Your artistic practice is mainly focused on the ways we use and share public space, and your art has a strong relationship with sociality and how people live in a territory. How has the pandemic, the lockdown and social distancing affected your research and vision of the world?
As of today, I am still not able to define exactly how much this period affects and will affect my future research. What I can say, however, is that I have been deeply involved in living this time with phases that are sometimes very difficult and complex. I had to completely reshape my work process, which before the pandemic was fundamentally based on travel and the study of urban and non-urban territories, providing a real condition of experiencing the object of the story firsthand, as for the project on Licola Mare in which I lived for a year in the place that was the subject of the research.
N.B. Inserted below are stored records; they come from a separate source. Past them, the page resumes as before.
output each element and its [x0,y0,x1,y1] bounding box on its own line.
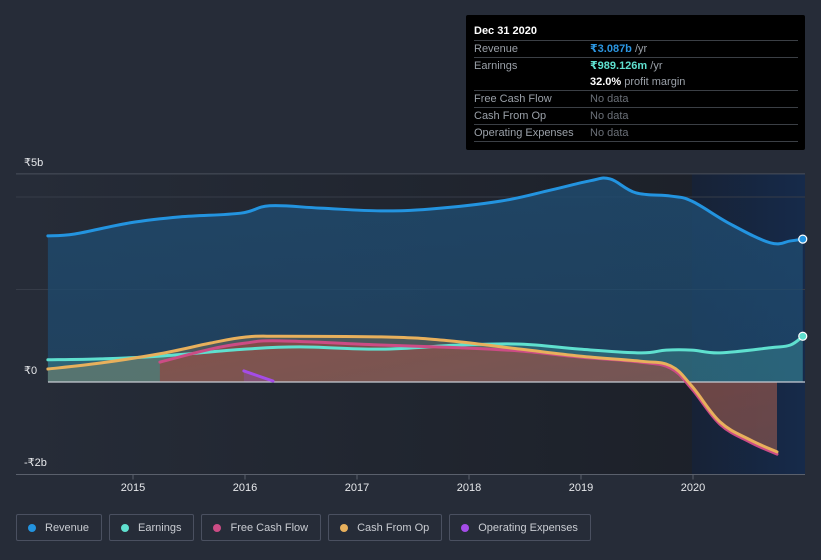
cfo-value: No data [590,110,629,122]
tooltip-label [474,74,590,90]
tooltip-label: Cash From Op [474,110,547,122]
x-tick-label: 2018 [457,482,481,494]
legend-item-operating-expenses[interactable]: Operating Expenses [449,514,591,541]
tooltip-row-margin: 32.0% profit margin [474,74,798,91]
legend-label: Earnings [138,521,182,534]
revenue-end-point[interactable] [798,234,808,244]
opex-value: No data [590,127,629,139]
fcf-value: No data [590,93,629,105]
cash-from-op-dot-icon [340,523,349,532]
unit: /yr [631,43,648,55]
earnings-end-point[interactable] [798,331,808,341]
legend-item-free-cash-flow[interactable]: Free Cash Flow [201,514,322,541]
legend: Revenue Earnings Free Cash Flow Cash Fro… [16,514,591,541]
legend-item-earnings[interactable]: Earnings [109,514,195,541]
y-tick-label: ₹0 [24,365,37,377]
tooltip-label: Operating Expenses [474,127,574,139]
legend-item-cash-from-op[interactable]: Cash From Op [328,514,443,541]
tooltip-label: Free Cash Flow [474,93,552,105]
tooltip-label: Earnings [474,60,518,72]
x-tick-label: 2016 [233,482,257,494]
revenue-dot-icon [28,523,36,532]
y-tick-label: -₹2b [24,457,47,469]
revenue-value: ₹3.087b [590,43,632,55]
tooltip-row-earnings: Earnings ₹989.126m /yr [474,58,798,74]
y-tick-label: ₹5b [24,157,43,169]
tooltip: Dec 31 2020 Revenue ₹3.087b /yr Earnings… [466,15,805,150]
unit: /yr [647,60,663,72]
legend-label: Operating Expenses [478,521,578,534]
x-tick-label: 2015 [121,482,145,494]
legend-label: Free Cash Flow [230,521,309,534]
tooltip-row-opex: Operating Expenses No data [474,125,798,142]
x-tick-label: 2020 [681,482,705,494]
legend-label: Cash From Op [357,521,430,534]
operating-expenses-dot-icon [461,523,470,532]
earnings-value: ₹989.126m [590,60,648,72]
legend-item-revenue[interactable]: Revenue [16,514,103,541]
x-tick-label: 2017 [345,482,369,494]
tooltip-row-revenue: Revenue ₹3.087b /yr [474,41,798,58]
free-cash-flow-dot-icon [213,523,222,532]
x-tick-label: 2019 [569,482,593,494]
unit: profit margin [621,76,686,88]
legend-label: Revenue [45,521,90,534]
tooltip-row-cfo: Cash From Op No data [474,108,798,125]
tooltip-date: Dec 31 2020 [474,23,798,41]
profit-margin-value: 32.0% [590,76,622,88]
earnings-dot-icon [121,523,130,532]
tooltip-label: Revenue [474,43,519,55]
tooltip-row-fcf: Free Cash Flow No data [474,91,798,108]
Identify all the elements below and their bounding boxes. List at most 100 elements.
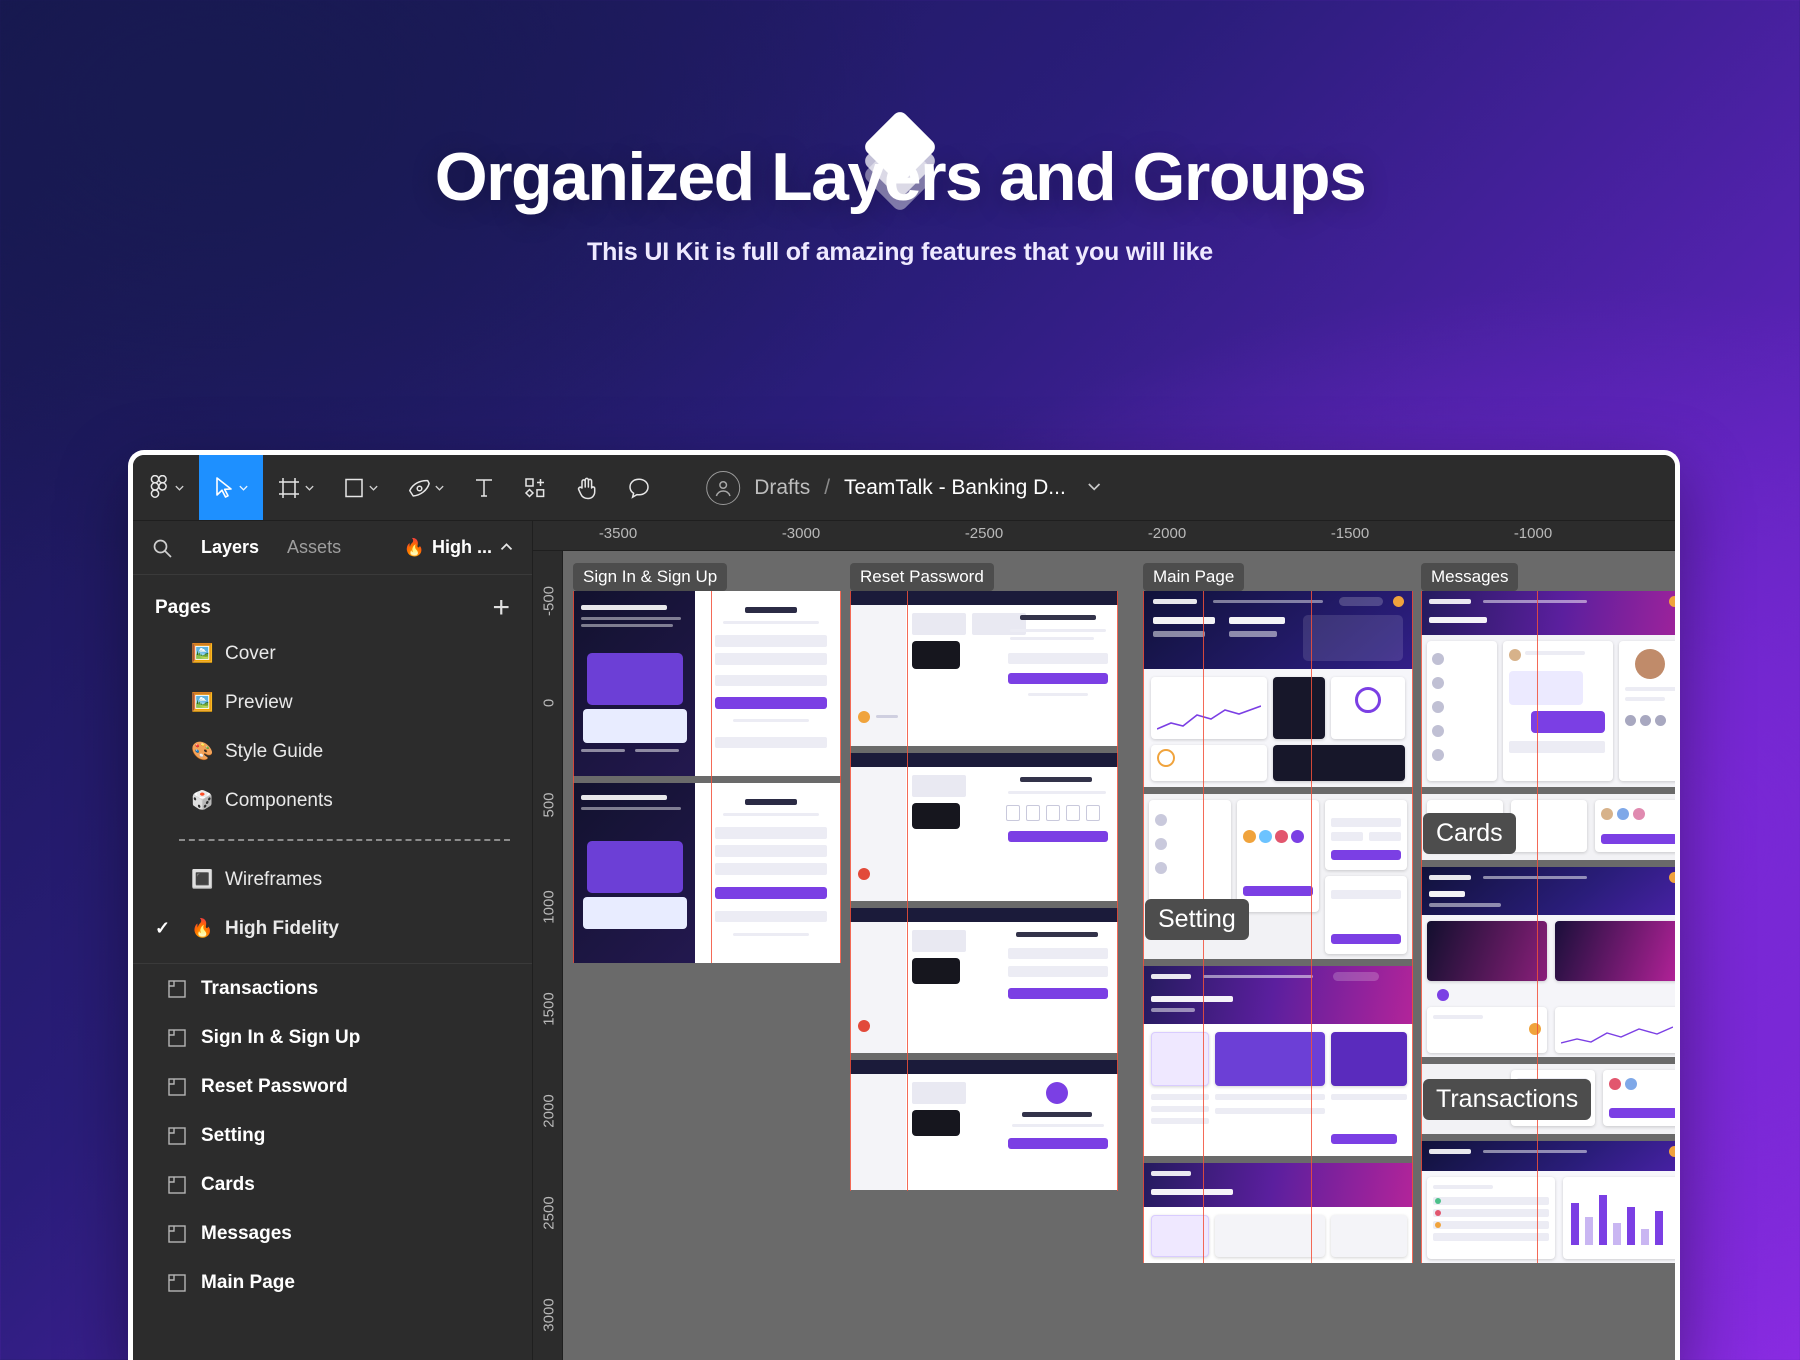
- page-label: Cover: [225, 643, 276, 665]
- checkmark-icon: ✓: [155, 918, 181, 939]
- artboard-messages[interactable]: [1421, 591, 1675, 787]
- chevron-down-icon[interactable]: [1086, 476, 1102, 500]
- page-emoji: 🎲: [191, 790, 215, 811]
- artboard-cards[interactable]: [1421, 867, 1675, 1057]
- pen-tool-icon[interactable]: [393, 455, 459, 520]
- page-item-preview[interactable]: 🖼️ Preview: [133, 678, 532, 727]
- frame-label-sign-in[interactable]: Sign In & Sign Up: [573, 563, 727, 591]
- page-emoji: 🔥: [191, 918, 215, 939]
- pages-header: Pages +: [133, 575, 532, 629]
- search-icon[interactable]: [151, 537, 179, 559]
- ruler-tick: 2500: [541, 1196, 558, 1229]
- stacked-layers-icon: [855, 122, 945, 202]
- user-avatar-icon[interactable]: [706, 471, 740, 505]
- page-item-high-fidelity[interactable]: ✓ 🔥 High Fidelity: [133, 904, 532, 953]
- frame-label-main-page[interactable]: Main Page: [1143, 563, 1244, 591]
- current-page-label: High ...: [432, 537, 492, 558]
- page-label: Wireframes: [225, 869, 322, 891]
- frame-icon: [167, 1077, 187, 1097]
- frame-icon: [167, 1028, 187, 1048]
- artboards-area: Sign In & Sign Up: [563, 551, 1675, 1360]
- ruler-tick: -500: [541, 586, 558, 616]
- ruler-tick: 500: [541, 792, 558, 817]
- toolbar: Drafts / TeamTalk - Banking D...: [133, 455, 1675, 521]
- tab-layers[interactable]: Layers: [187, 537, 273, 558]
- figma-logo-icon[interactable]: [133, 455, 199, 520]
- artboard-transactions[interactable]: [1421, 1141, 1675, 1263]
- horizontal-ruler[interactable]: -3500 -3000 -2500 -2000 -1500 -1000 -500…: [533, 521, 1675, 551]
- frame-label-transactions[interactable]: Transactions: [1423, 1079, 1591, 1120]
- frame-icon: [167, 1273, 187, 1293]
- page-label: Components: [225, 790, 333, 812]
- left-sidebar: Layers Assets 🔥 High ... Pages + 🖼️ Cove…: [133, 521, 533, 1360]
- frame-label-setting[interactable]: Setting: [1145, 899, 1249, 940]
- pages-title: Pages: [155, 597, 211, 619]
- text-tool-icon[interactable]: [459, 455, 509, 520]
- artboard-reset-4[interactable]: [850, 1060, 1118, 1190]
- ruler-tick: -1500: [1331, 525, 1369, 542]
- layer-label: Setting: [201, 1125, 265, 1147]
- breadcrumb: Drafts / TeamTalk - Banking D...: [706, 455, 1102, 520]
- layer-item-transactions[interactable]: Transactions: [133, 964, 532, 1013]
- frame-label-messages[interactable]: Messages: [1421, 563, 1518, 591]
- frame-icon: [167, 1224, 187, 1244]
- frame-label-reset-password[interactable]: Reset Password: [850, 563, 994, 591]
- shape-tool-icon[interactable]: [329, 455, 393, 520]
- ruler-tick: 2000: [541, 1094, 558, 1127]
- tab-assets[interactable]: Assets: [273, 537, 355, 558]
- layer-item-messages[interactable]: Messages: [133, 1209, 532, 1258]
- hand-tool-icon[interactable]: [561, 455, 613, 520]
- layer-item-cards[interactable]: Cards: [133, 1160, 532, 1209]
- panel-tabs: Layers Assets 🔥 High ...: [133, 521, 532, 575]
- layer-label: Sign In & Sign Up: [201, 1027, 360, 1049]
- ruler-tick: 0: [541, 699, 558, 707]
- frame-tool-icon[interactable]: [263, 455, 329, 520]
- ruler-tick: 3000: [541, 1298, 558, 1331]
- page-label: High Fidelity: [225, 918, 339, 940]
- layer-label: Main Page: [201, 1272, 295, 1294]
- vertical-ruler[interactable]: -500 0 500 1000 1500 2000 2500 3000: [533, 551, 563, 1360]
- breadcrumb-separator: /: [824, 476, 830, 500]
- plus-icon[interactable]: +: [492, 598, 510, 618]
- ruler-tick: 1000: [541, 890, 558, 923]
- artboard-reset-3[interactable]: [850, 908, 1118, 1053]
- fire-icon: 🔥: [404, 538, 425, 558]
- page-emoji: 🖼️: [191, 692, 215, 713]
- page-item-wireframes[interactable]: 🔳 Wireframes: [133, 855, 532, 904]
- artboard-signin-1[interactable]: [573, 591, 841, 776]
- layer-item-setting[interactable]: Setting: [133, 1111, 532, 1160]
- page-subtitle: This UI Kit is full of amazing features …: [0, 238, 1800, 267]
- chevron-up-icon: [499, 540, 514, 555]
- layer-label: Cards: [201, 1174, 255, 1196]
- breadcrumb-workspace[interactable]: Drafts: [754, 476, 810, 500]
- artboard-reset-2[interactable]: [850, 753, 1118, 901]
- frame-label-cards[interactable]: Cards: [1423, 813, 1516, 854]
- layers-list: Transactions Sign In & Sign Up: [133, 964, 532, 1307]
- artboard-main-page[interactable]: [1143, 591, 1413, 787]
- app-body: Layers Assets 🔥 High ... Pages + 🖼️ Cove…: [133, 521, 1675, 1360]
- pages-divider: [179, 839, 510, 841]
- layer-item-reset-password[interactable]: Reset Password: [133, 1062, 532, 1111]
- artboard-dashboard-settings-2[interactable]: [1143, 1163, 1413, 1263]
- page-emoji: 🖼️: [191, 643, 215, 664]
- page-emoji: 🎨: [191, 741, 215, 762]
- current-page-chip[interactable]: 🔥 High ...: [404, 537, 514, 558]
- layer-item-main-page[interactable]: Main Page: [133, 1258, 532, 1307]
- move-tool-icon[interactable]: [199, 455, 263, 520]
- hero-section: Organized Layers and Groups This UI Kit …: [0, 0, 1800, 267]
- artboard-reset-1[interactable]: [850, 591, 1118, 746]
- page-item-cover[interactable]: 🖼️ Cover: [133, 629, 532, 678]
- breadcrumb-file-name[interactable]: TeamTalk - Banking D...: [844, 476, 1066, 500]
- layer-item-sign-in-sign-up[interactable]: Sign In & Sign Up: [133, 1013, 532, 1062]
- page-item-components[interactable]: 🎲 Components: [133, 776, 532, 825]
- ruler-tick: -3000: [782, 525, 820, 542]
- components-tool-icon[interactable]: [509, 455, 561, 520]
- comment-tool-icon[interactable]: [613, 455, 665, 520]
- artboard-signin-2[interactable]: [573, 783, 841, 963]
- ruler-tick: -3500: [599, 525, 637, 542]
- page-item-style-guide[interactable]: 🎨 Style Guide: [133, 727, 532, 776]
- page-label: Preview: [225, 692, 293, 714]
- design-canvas[interactable]: -3500 -3000 -2500 -2000 -1500 -1000 -500…: [533, 521, 1675, 1360]
- frame-icon: [167, 1126, 187, 1146]
- artboard-dashboard-settings-1[interactable]: [1143, 966, 1413, 1156]
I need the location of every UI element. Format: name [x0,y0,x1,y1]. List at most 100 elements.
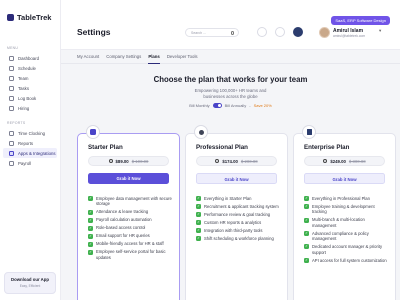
sidebar-item-schedule[interactable]: Schedule [3,63,57,73]
plan-price: $174.00 [222,158,238,164]
feature-item: ✓ Advanced compliance & policy management [304,231,389,242]
feature-text: Everything in Starter Plan [204,196,252,201]
billing-annually-label[interactable]: Bill Annually [225,103,247,108]
plan-card-starter-plan: Starter Plan $89.00 $ 100.00 Grab it Now ✓ Em… [77,125,180,300]
app-name: TableTrek [17,13,52,22]
check-icon: ✓ [88,209,93,215]
grab-it-now-button[interactable]: Grab it Now [196,173,277,184]
chevron-down-icon[interactable]: ▾ [379,28,381,34]
tab-plans[interactable]: Plans [148,50,160,64]
feature-item: ✓ Dedicated account manager & priority su… [304,244,389,255]
feature-item: ✓ Custom HR reports & analytics [196,220,281,226]
feature-text: Performance review & goal tracking [204,212,271,217]
feature-item: ✓ Role-based access control [88,225,173,231]
feature-text: Attendance & leave tracking [96,209,149,215]
plan-card-professional-plan: Professional Plan $174.00 $ 200.00 Grab it … [185,125,288,300]
feature-item: ✓ Performance review & goal tracking [196,212,281,218]
plan-card-enterprise-plan: Enterprise Plan $249.00 $ 300.00 Grab it No… [293,125,396,300]
feature-text: Employee data management with secure sto… [96,196,172,207]
feature-item: ✓ Email support for HR queries [88,233,173,239]
notification-icon[interactable] [257,27,267,37]
sidebar-item-dashboard[interactable]: Dashboard [3,53,57,63]
search-placeholder: Search ... [191,31,206,35]
calendar-icon [9,65,14,71]
sidebar-item-payroll[interactable]: Payroll [3,158,57,168]
sidebar-item-label: Reports [18,140,34,146]
sidebar-item-reports[interactable]: Reports [3,138,57,148]
sidebar-item-team[interactable]: Team [3,73,57,83]
feature-item: ✓ Multi-branch & multi-location managemen… [304,217,389,228]
feature-text: Employee training & development tracking [312,204,375,215]
download-app-subtitle: Easy, Efficient [19,284,41,288]
check-icon: ✓ [196,228,201,234]
plans-subtitle: Empowering 100,000+ HR teams and busines… [61,88,400,100]
logo[interactable]: TableTrek [0,0,60,22]
sidebar-item-tasks[interactable]: Tasks [3,83,57,93]
feature-text: Payroll calculation automation [96,217,152,223]
plan-old-price: $ 200.00 [240,158,258,164]
feature-list: ✓ Everything in Starter Plan ✓ Recruitment … [196,196,281,244]
plan-old-price: $ 100.00 [131,158,149,164]
download-app-card[interactable]: Download our App Easy, Efficient [4,272,56,294]
check-icon: ✓ [304,257,309,263]
sidebar-item-hiring[interactable]: Hiring [3,103,57,113]
sidebar-item-apps-integrations[interactable]: Apps & Integrations [3,148,57,158]
top-header: Settings Search ... Amirul Islam amirul@… [61,0,400,50]
plan-price: $89.00 [115,158,129,164]
user-email: amirul@tabletrek.com [333,34,366,38]
grab-it-now-button[interactable]: Grab it Now [88,173,169,184]
promo-badge[interactable]: SaaS, ERP Software Design [331,16,390,25]
check-icon: ✓ [88,249,93,255]
feature-item: ✓ Payroll calculation automation [88,217,173,223]
sidebar-item-time-clocking[interactable]: Time Clocking [3,128,57,138]
sidebar-item-label: Time Clocking [18,130,46,136]
feature-item: ✓ Everything in Starter Plan [196,196,281,202]
sidebar-item-log-book[interactable]: Log Book [3,93,57,103]
avatar[interactable] [319,27,330,38]
plans-header: Choose the plan that works for your team… [61,75,400,108]
sidebar-item-label: Apps & Integrations [18,150,56,156]
plan-old-price: $ 300.00 [348,158,366,164]
check-icon: ✓ [196,220,201,226]
wallet-icon [9,160,14,166]
coin-icon [215,159,220,163]
sidebar-item-label: Team [18,75,29,81]
check-icon: ✓ [196,236,201,242]
search-input[interactable]: Search ... [185,28,239,37]
check-icon: ✓ [304,217,309,223]
feature-text: Everything in Professional Plan [312,196,370,201]
tab-company-settings[interactable]: Company Settings [106,50,141,64]
plans-title: Choose the plan that works for your team [153,75,308,84]
feature-text: Shift scheduling & workforce planning [204,236,274,241]
message-icon[interactable] [275,27,285,37]
plan-price: $249.00 [330,158,346,164]
check-icon: ✓ [88,241,93,247]
tab-developer-tools[interactable]: Developer Tools [167,50,198,64]
price-box: $249.00 $ 300.00 [304,156,385,166]
checklist-icon [9,85,14,91]
sidebar: TableTrek MENU Dashboard Schedule Team Task… [0,0,61,300]
book-icon [9,95,14,101]
check-icon: ✓ [88,225,93,231]
sidebar-item-label: Hiring [18,105,30,111]
feature-text: Advanced compliance & policy management [312,230,369,242]
plan-glyph-icon [198,129,204,135]
feature-item: ✓ Integration with third-party tools [196,228,281,234]
check-icon: ✓ [196,204,201,210]
billing-monthly-label[interactable]: Bill Monthly [189,103,209,108]
price-box: $89.00 $ 100.00 [88,156,169,166]
clock-icon [9,130,14,136]
coin-icon [323,159,328,163]
settings-icon[interactable] [293,27,303,37]
billing-toggle[interactable] [212,103,222,108]
plan-icon [86,125,100,139]
feature-text: Integration with third-party tools [204,228,263,233]
users-icon [9,75,14,81]
feature-text: Multi-branch & multi-location management [312,217,365,228]
feature-item: ✓ Employee data management with secure st… [88,196,173,207]
grab-it-now-button[interactable]: Grab it Now [304,173,385,184]
check-icon: ✓ [88,233,93,239]
feature-item: ✓ Everything in Professional Plan [304,196,389,202]
check-icon: ✓ [88,196,93,202]
tab-my-account[interactable]: My Account [77,50,99,64]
This process was not aimed at getting closer to reality, but rather at gaining direct knowledge of the dynamics in order to be able to define the gap, the artifice. The relationship between time and space is the topic I have thought about the most during the pandemic. My provincial origins and practical attitude have made me a pragmatic person, in which time is understood as a precious tool to be managed with care, never to be wasted, and, at the best of times, the illusion that one can dominate it. The concept of space, on the other hand, is a construction that I owe to my work. My many travels and nomadic nature have given me a reading of space as a possibility, and therefore being able to explore and experience it is a fortune for me. As I no longer had my main references, I had to draw a new map on which to orient myself and anchor a suspended time.
“Anthropogenic Connection” is the last project you developed for the Zoma Museum in collaboration with Istituto Italiano di Cultura of Addis Ababa, Ethiopia. You built a bridge that was accessible on one side via a staircase, and on the other via a slide. Here you combine performance with social aspects, bringing the two sides together. What other projects have you realised or conceived during a difficult year like 2020?
“Anthropogenic Connection” was the entryway into the pandemic. I was not able to go to Addis Ababa and I finished the installation remotely with the help of technology. For me, 2020 will be the year of the projects, and I have worked a lot. For 90% of them, it was purely a muscular exercise, similar to that done in prison gyms. A sort of maintenance. But after this phase, which was dictated by the fear of disappearing and the inability to admit that it would not be a short-term condition, I began to imagine differently. Now I think I have thought of something that will be worth working on and on which it will be possible to discuss, to justify. It will be a more intimate work that is done, as always, through the tracks: a new look at the concept of the margin, understood as a mental condition more than a physical one. A condition capable of triggering an alternative semantic process to the real, with aesthetic codes different from those I have used so far. At the moment I would describe it as a wound, a gash over which to peer into the chasm inside each of us that we have had to face during the past year.